Arménie, l’or et la rouille

Impressions spontanées, images sur la rétine

Partir à vélo, vulnérables, c’est accepter que ce qui vibre et se brise autour réécrive à notre place le tempo. Le vent la pluie le froid. On reste libre encore : de lutter ou de se laisser porter, découvrant alors au virage suivant ce que l’on n’aurait pu la veille imaginer. Sérendipité, encore, ouvrir les bras pour accueillir les jolis présents que l’on ne cherchait pas.

Arménie, attachante. On est touché par les multiples marques d’attention, la joie de vivre revenue, l’humour et la dingue générosité de ce peuple à l’histoire douloureuse et compliquée.

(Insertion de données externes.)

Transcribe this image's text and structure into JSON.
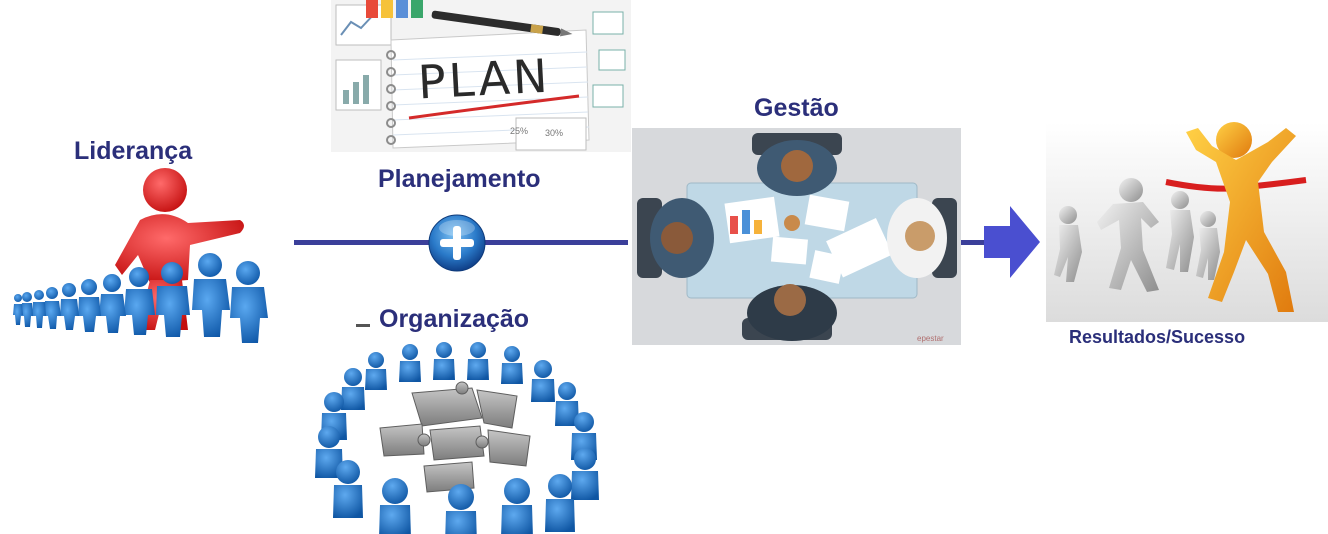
{
  "labels": {
    "leadership": "Liderança",
    "planning": "Planejamento",
    "organization": "Organização",
    "management": "Gestão",
    "results": "Resultados/Sucesso"
  },
  "plan_card": {
    "title": "PLAN",
    "chart_text_1": "25%",
    "chart_text_2": "30%"
  },
  "colors": {
    "label_text": "#2b2f7a",
    "connector": "#3b3f9a",
    "arrow": "#4a4fd0",
    "leader_red": "#e11e1e",
    "people_blue": "#1f6fc4",
    "puzzle_gray": "#9a9a9a",
    "winner_orange": "#f39a1a",
    "runner_gray": "#bfbfbf"
  },
  "icons": {
    "plus": "plus-icon",
    "arrow": "arrow-right-icon"
  }
}
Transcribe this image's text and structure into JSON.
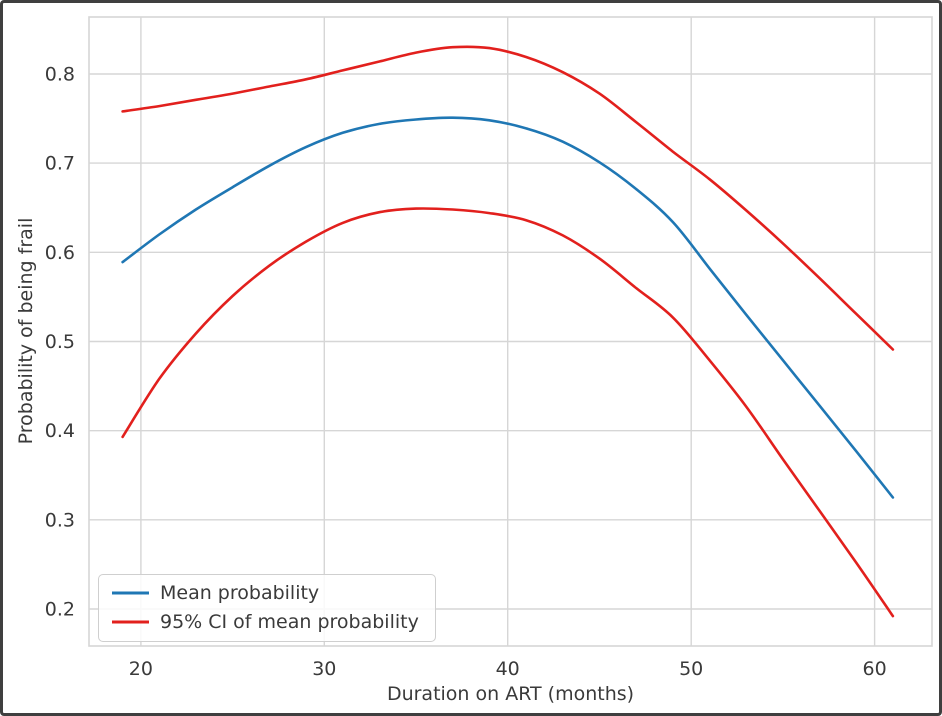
{
  "figure": {
    "background": "#ffffff",
    "border_color": "#3f3f3f"
  },
  "chart_data": {
    "type": "line",
    "title": "",
    "xlabel": "Duration on ART (months)",
    "ylabel": "Probability of being frail",
    "x_ticks": [
      20,
      30,
      40,
      50,
      60
    ],
    "y_ticks": [
      0.2,
      0.3,
      0.4,
      0.5,
      0.6,
      0.7,
      0.8
    ],
    "xlim": [
      17.17,
      63.13
    ],
    "ylim": [
      0.1585,
      0.8639
    ],
    "grid": true,
    "grid_color": "#d6d6d6",
    "spine_color": "#d6d6d6",
    "text_color": "#3a3a3a",
    "x": [
      19,
      21,
      23,
      25,
      27,
      29,
      31,
      33,
      35,
      37,
      39,
      41,
      43,
      45,
      47,
      49,
      51,
      53,
      55,
      57,
      59,
      61
    ],
    "series": [
      {
        "name": "Mean probability",
        "color": "#1f77b4",
        "role": "mean",
        "values": [
          0.589,
          0.62,
          0.648,
          0.673,
          0.697,
          0.718,
          0.734,
          0.744,
          0.749,
          0.751,
          0.748,
          0.739,
          0.724,
          0.701,
          0.671,
          0.634,
          0.582,
          0.53,
          0.479,
          0.428,
          0.377,
          0.325
        ]
      },
      {
        "name": "95% CI of mean probability (upper)",
        "color": "#e2201d",
        "role": "ci-upper",
        "values": [
          0.758,
          0.764,
          0.771,
          0.778,
          0.786,
          0.794,
          0.804,
          0.814,
          0.824,
          0.83,
          0.829,
          0.819,
          0.802,
          0.778,
          0.746,
          0.713,
          0.682,
          0.647,
          0.61,
          0.571,
          0.531,
          0.491
        ]
      },
      {
        "name": "95% CI of mean probability (lower)",
        "color": "#e2201d",
        "role": "ci-lower",
        "values": [
          0.393,
          0.458,
          0.509,
          0.551,
          0.585,
          0.612,
          0.633,
          0.645,
          0.649,
          0.648,
          0.644,
          0.636,
          0.619,
          0.593,
          0.56,
          0.527,
          0.479,
          0.427,
          0.368,
          0.31,
          0.252,
          0.192
        ]
      }
    ],
    "legend": {
      "position": "lower left",
      "items": [
        {
          "label": "Mean probability",
          "color": "#1f77b4"
        },
        {
          "label": "95% CI of mean probability",
          "color": "#e2201d"
        }
      ]
    }
  }
}
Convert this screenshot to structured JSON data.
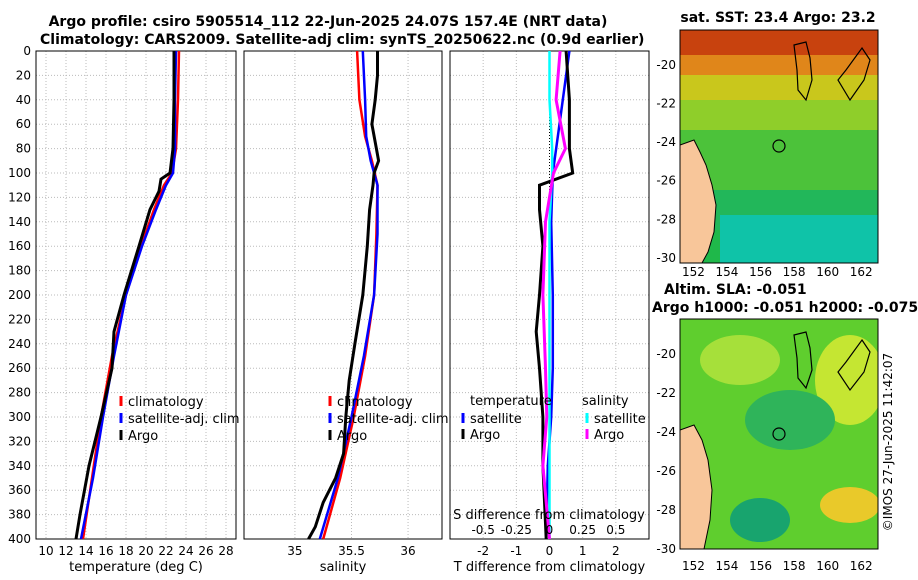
{
  "header": {
    "title_line1": "Argo profile: csiro 5905514_112 22-Jun-2025 24.07S 157.4E (NRT data)",
    "title_line2": "Climatology: CARS2009. Satellite-adj clim: synTS_20250622.nc (0.9d earlier)"
  },
  "maps": {
    "sst_title": "sat. SST: 23.4 Argo: 23.2",
    "sla_title_line1": "Altim. SLA: -0.051",
    "sla_title_line2": "Argo h1000: -0.051 h2000: -0.075",
    "x_ticks": [
      "152",
      "154",
      "156",
      "158",
      "160",
      "162"
    ],
    "y_ticks": [
      "-20",
      "-22",
      "-24",
      "-26",
      "-28",
      "-30"
    ]
  },
  "footer": {
    "credit": "©IMOS 27-Jun-2025 11:42:07"
  },
  "colors": {
    "climatology": "#ff0000",
    "satellite": "#0000ff",
    "argo": "#000000",
    "sat_salinity": "#00ffff",
    "argo_salinity": "#ff00ff",
    "land": "#f8c69a"
  },
  "chart_data": [
    {
      "type": "line",
      "xlabel": "temperature (deg C)",
      "ylabel": "",
      "xlim": [
        9,
        29
      ],
      "ylim": [
        400,
        0
      ],
      "x_ticks": [
        "10",
        "12",
        "14",
        "16",
        "18",
        "20",
        "22",
        "24",
        "26",
        "28"
      ],
      "y_ticks": [
        "0",
        "20",
        "40",
        "60",
        "80",
        "100",
        "120",
        "140",
        "160",
        "180",
        "200",
        "220",
        "240",
        "260",
        "280",
        "300",
        "320",
        "340",
        "360",
        "380",
        "400"
      ],
      "legend": [
        "climatology",
        "satellite-adj. clim",
        "Argo"
      ],
      "series": [
        {
          "name": "climatology",
          "depth": [
            0,
            40,
            80,
            100,
            110,
            130,
            160,
            200,
            250,
            300,
            350,
            400
          ],
          "values": [
            23.3,
            23.2,
            23.0,
            22.6,
            21.8,
            20.8,
            19.5,
            18.0,
            16.6,
            15.5,
            14.6,
            13.7
          ]
        },
        {
          "name": "satellite-adj. clim",
          "depth": [
            0,
            40,
            80,
            100,
            110,
            130,
            160,
            200,
            250,
            300,
            350,
            400
          ],
          "values": [
            23.0,
            22.9,
            22.9,
            22.7,
            22.0,
            21.0,
            19.6,
            18.0,
            16.8,
            15.7,
            14.7,
            13.5
          ]
        },
        {
          "name": "Argo",
          "depth": [
            0,
            40,
            80,
            100,
            105,
            115,
            130,
            160,
            200,
            230,
            260,
            300,
            340,
            380,
            400
          ],
          "values": [
            22.8,
            22.8,
            22.7,
            22.4,
            21.5,
            21.3,
            20.4,
            19.3,
            17.8,
            16.8,
            16.6,
            15.5,
            14.3,
            13.4,
            13.0
          ]
        }
      ]
    },
    {
      "type": "line",
      "xlabel": "salinity",
      "ylabel": "",
      "xlim": [
        34.55,
        36.3
      ],
      "ylim": [
        400,
        0
      ],
      "x_ticks": [
        "35",
        "35.5",
        "36"
      ],
      "legend": [
        "climatology",
        "satellite-adj. clim",
        "Argo"
      ],
      "series": [
        {
          "name": "climatology",
          "depth": [
            0,
            40,
            70,
            90,
            110,
            150,
            200,
            250,
            300,
            350,
            400
          ],
          "values": [
            35.55,
            35.57,
            35.62,
            35.68,
            35.73,
            35.72,
            35.7,
            35.62,
            35.52,
            35.4,
            35.25
          ]
        },
        {
          "name": "satellite-adj. clim",
          "depth": [
            0,
            40,
            70,
            90,
            110,
            150,
            200,
            250,
            300,
            350,
            400
          ],
          "values": [
            35.6,
            35.62,
            35.63,
            35.67,
            35.73,
            35.73,
            35.7,
            35.61,
            35.5,
            35.38,
            35.22
          ]
        },
        {
          "name": "Argo",
          "depth": [
            0,
            20,
            40,
            60,
            80,
            90,
            100,
            110,
            130,
            160,
            200,
            240,
            270,
            300,
            330,
            350,
            370,
            390,
            400
          ],
          "values": [
            35.73,
            35.73,
            35.71,
            35.68,
            35.72,
            35.74,
            35.7,
            35.69,
            35.66,
            35.64,
            35.6,
            35.53,
            35.48,
            35.45,
            35.43,
            35.36,
            35.25,
            35.18,
            35.12
          ]
        }
      ]
    },
    {
      "type": "line",
      "xlabel": "T difference from climatology",
      "ylabel": "",
      "xlim": [
        -3,
        3
      ],
      "ylim": [
        400,
        0
      ],
      "x_ticks": [
        "-2",
        "-1",
        "0",
        "1",
        "2"
      ],
      "s_axis_label": "S difference from climatology",
      "s_ticks": [
        "-0.5",
        "-0.25",
        "0",
        "0.25",
        "0.5"
      ],
      "legend_temperature_title": "temperature",
      "legend_salinity_title": "salinity",
      "legend_entries": [
        "satellite",
        "Argo",
        "satellite",
        "Argo"
      ],
      "series": [
        {
          "name": "T satellite",
          "depth": [
            0,
            20,
            60,
            100,
            140,
            200,
            260,
            300,
            340,
            400
          ],
          "values": [
            0.6,
            0.5,
            0.3,
            0.1,
            0.05,
            0.1,
            0.1,
            0.05,
            -0.05,
            -0.1
          ]
        },
        {
          "name": "T Argo",
          "depth": [
            0,
            40,
            80,
            100,
            110,
            130,
            160,
            200,
            230,
            260,
            300,
            340,
            400
          ],
          "values": [
            0.5,
            0.6,
            0.6,
            0.7,
            -0.3,
            -0.3,
            -0.2,
            -0.3,
            -0.4,
            -0.3,
            -0.2,
            -0.2,
            -0.1
          ]
        },
        {
          "name": "S satellite",
          "depth": [
            0,
            40,
            80,
            100,
            140,
            200,
            300,
            400
          ],
          "values": [
            0.0,
            0.0,
            0.02,
            0.02,
            0.0,
            0.0,
            0.0,
            0.0
          ]
        },
        {
          "name": "S Argo",
          "depth": [
            0,
            40,
            80,
            100,
            140,
            200,
            260,
            300,
            340,
            400
          ],
          "values": [
            0.08,
            0.05,
            0.12,
            0.03,
            -0.03,
            -0.05,
            -0.03,
            -0.02,
            -0.05,
            0.0
          ]
        }
      ]
    }
  ]
}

Dans nos carnets avec soin nous gardons la trace vive de celles et ceux qui nous ont si bien reçus et tant enseigné, nous en dresserons bientôt quelques sensibles portraits.

Arménie, solaire, or et rouille aux branches d’octobre, les vieilles Lada nous frôlent et ronronnent, au loin se dessinent les lignes oniriques et brumeuses du Mont Arafat, symbole aussi majestueux que douloureusement amer puisque sur le territoire turc depuis 1921.

L’inimitié soudaine du ciel qui pâlit, gronde et déverse sur nos corps transis ses litres de flotte nous vaut la bienveillance des âmes que l’on croisent : pour que l’on tienne le coup, elles glissent tour à tour dans nos sacoches des kilos de pommes, de lavash (immenses galettes cuites au four à bois), de fruits séchées et de noix, du miel, des patates, des oignons et de la vodka.

Malgré ces vivres et notre bel élan, bientôt il ne fait plus bon avancer : tempêtes sombres et pluie glacée, on attend deux jours sur les terres d’un berger indulgent, qui nous abrite dans sa cabane bricolée la nuit où les rafales arrachent presque notre tente.

Scènes singulières de ces jours arméniens :

– l’alternance des voix cristallines de jeunes nonnes et de la grave mélopée des prêtres lors d’une messe bouleversante, rituel presque étranger d’une énigmatique beauté, sous le rayon du lumière oblique et les volutes de fumée.

– au coude plié d’un virage grimpant, quelques notes festives, tout en cordes et en voix, puis projeté en ombres fines sur la plaine vaste, un funambule avance perché sur une bicyclette, dont l’armature délicate prolongeant son corps fuselé semble presque flotter. Nous, bouche-bée : certains ont l’élégance de rouler sans bruit, suspendus à la voûte du ciel, et s’ils ne vont ainsi nulle part c’est une simple corde tendue qui scelle leur promesse d’équilibre.

– l’ombre et la lumière, elles et eux, sopranos, barytons, dans une cavité grandiose que l’on creusa jadis pour y laisser pénétrer une part de Dieu. La nature, le spirituel et ce que chantent les humains, alliance millénaire dans le gavit aux colonnes magistrales, qui fut autrefois un mausolée et qui abrite depuis des centaines d’années la singulière grâce des charakans, les chants religieux arméniens, auxquels désormais se juxtaposent le lyrisme de tous celleux qui viennent ouvrir la voix, regard mi-clos, dans ce lieu magique où nous perdons les mots.

– on nous offre deux fois des coquillettes épicées où surnagent des feuilles de chou pour le petit-déjeuner / dans les steppes nues, les seules toilettes où se cacher sont installées dans une carcasse de voiture amputée de ses portes (flottantes et rêches serpillères…) / Fred se fait embrasser sur la bouche par un vieil arménien qui l’appelle mon frère, aide à dépecer un lièvre et reprend les pas d’une danse traditionnelle / une dame introduit du miel dans le nez et de la vodka dans les oreilles d’Audrey pour la soigner d’un rhume qui persiste / pour fuir la pluie battante, on nous propose de camper au milieu l’immense cuisine d’une maison dont les occupants sont récemment décédés / une femme voûtée nous donne des tomates en sortant du supermarché « parce que vous avez sûrement oublié d’en acheter », drôle et discrète générosité.